Алиса говорила мне много того, чего нет в ее интересной книге: „Подумайте, как мне было трудно любить Федю Протасова — Москвина, я прижимаюсь к нему, обнимаю, а он в корсете, я в ужасе, а надо любить, любить, а я в ужасе“.»

«Союз Александра Яковлевича Таирова и Алисы Георгиевны Коонен — изумительный и счастливый», — так пишет Верико Анджапаридзе, давний друг Раневской, вспоминая спектакли «Фамира Кифаред», «Жирофле Жирофля», «Федра» и «Мадам Бовари». Изумительный, счастливый и трагический…
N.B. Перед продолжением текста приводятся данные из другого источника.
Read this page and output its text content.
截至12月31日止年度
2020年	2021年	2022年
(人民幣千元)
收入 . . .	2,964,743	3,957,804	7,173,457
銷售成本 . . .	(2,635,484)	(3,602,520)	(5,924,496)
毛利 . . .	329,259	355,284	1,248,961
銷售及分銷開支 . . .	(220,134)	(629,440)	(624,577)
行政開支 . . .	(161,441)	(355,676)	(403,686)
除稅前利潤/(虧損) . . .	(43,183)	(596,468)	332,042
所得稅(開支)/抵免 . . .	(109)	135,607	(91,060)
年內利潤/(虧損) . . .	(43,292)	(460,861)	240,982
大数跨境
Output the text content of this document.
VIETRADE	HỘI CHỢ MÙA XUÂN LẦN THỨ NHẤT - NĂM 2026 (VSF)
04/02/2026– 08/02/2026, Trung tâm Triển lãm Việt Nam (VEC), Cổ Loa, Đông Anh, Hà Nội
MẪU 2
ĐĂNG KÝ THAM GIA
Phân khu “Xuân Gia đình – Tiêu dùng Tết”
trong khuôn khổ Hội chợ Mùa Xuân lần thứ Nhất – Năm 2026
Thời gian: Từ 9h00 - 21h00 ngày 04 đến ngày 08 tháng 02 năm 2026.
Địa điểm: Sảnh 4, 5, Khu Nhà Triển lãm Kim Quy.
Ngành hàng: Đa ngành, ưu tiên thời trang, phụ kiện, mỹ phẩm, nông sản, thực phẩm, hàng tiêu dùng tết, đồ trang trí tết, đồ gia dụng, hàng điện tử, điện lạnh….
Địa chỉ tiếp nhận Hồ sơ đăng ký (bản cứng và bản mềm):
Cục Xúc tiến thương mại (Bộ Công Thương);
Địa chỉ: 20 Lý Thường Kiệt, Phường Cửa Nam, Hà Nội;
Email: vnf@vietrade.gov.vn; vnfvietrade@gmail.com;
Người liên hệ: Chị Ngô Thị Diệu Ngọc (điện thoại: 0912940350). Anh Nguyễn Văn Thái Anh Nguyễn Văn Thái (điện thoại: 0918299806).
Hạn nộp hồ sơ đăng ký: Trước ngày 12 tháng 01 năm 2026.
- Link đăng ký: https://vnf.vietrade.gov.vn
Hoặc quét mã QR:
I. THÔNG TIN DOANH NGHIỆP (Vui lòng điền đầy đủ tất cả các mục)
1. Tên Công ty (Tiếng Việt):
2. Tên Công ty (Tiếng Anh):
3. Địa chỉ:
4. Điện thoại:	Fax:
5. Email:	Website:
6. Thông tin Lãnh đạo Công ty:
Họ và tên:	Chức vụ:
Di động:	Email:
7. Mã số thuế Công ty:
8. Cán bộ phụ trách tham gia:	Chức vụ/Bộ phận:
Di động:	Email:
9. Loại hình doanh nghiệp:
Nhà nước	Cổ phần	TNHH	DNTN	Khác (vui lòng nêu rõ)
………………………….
Алиса Коонен вспоминала: «Мое внимание еще раньше привлекал один особняк с красивой дверью черного дерева. Дом казался пустынным и таинственным. По вечерам в окнах не было света. Таиров, оглядев особняк, согласился, что в нем „что-то есть“. И, подойдя к двери, решительно позвонил… Таиров долго не возвращался. Наконец черная дверь отворилась. Мы уселись на скамейку, и он начал рассказывать. Таинственный особняк принадлежал трем братьям Паршиным. „Четыре зала, идущие анфиладой, не годятся, чтобы сделать театр… Ломать их грешно. Но есть возможность пристроить к ним небольшой зрительный зал и сцену. Само здание просто создано для театра“, — восхищался Таиров, описывая белые мраморные стены и замечательную живопись на потолках».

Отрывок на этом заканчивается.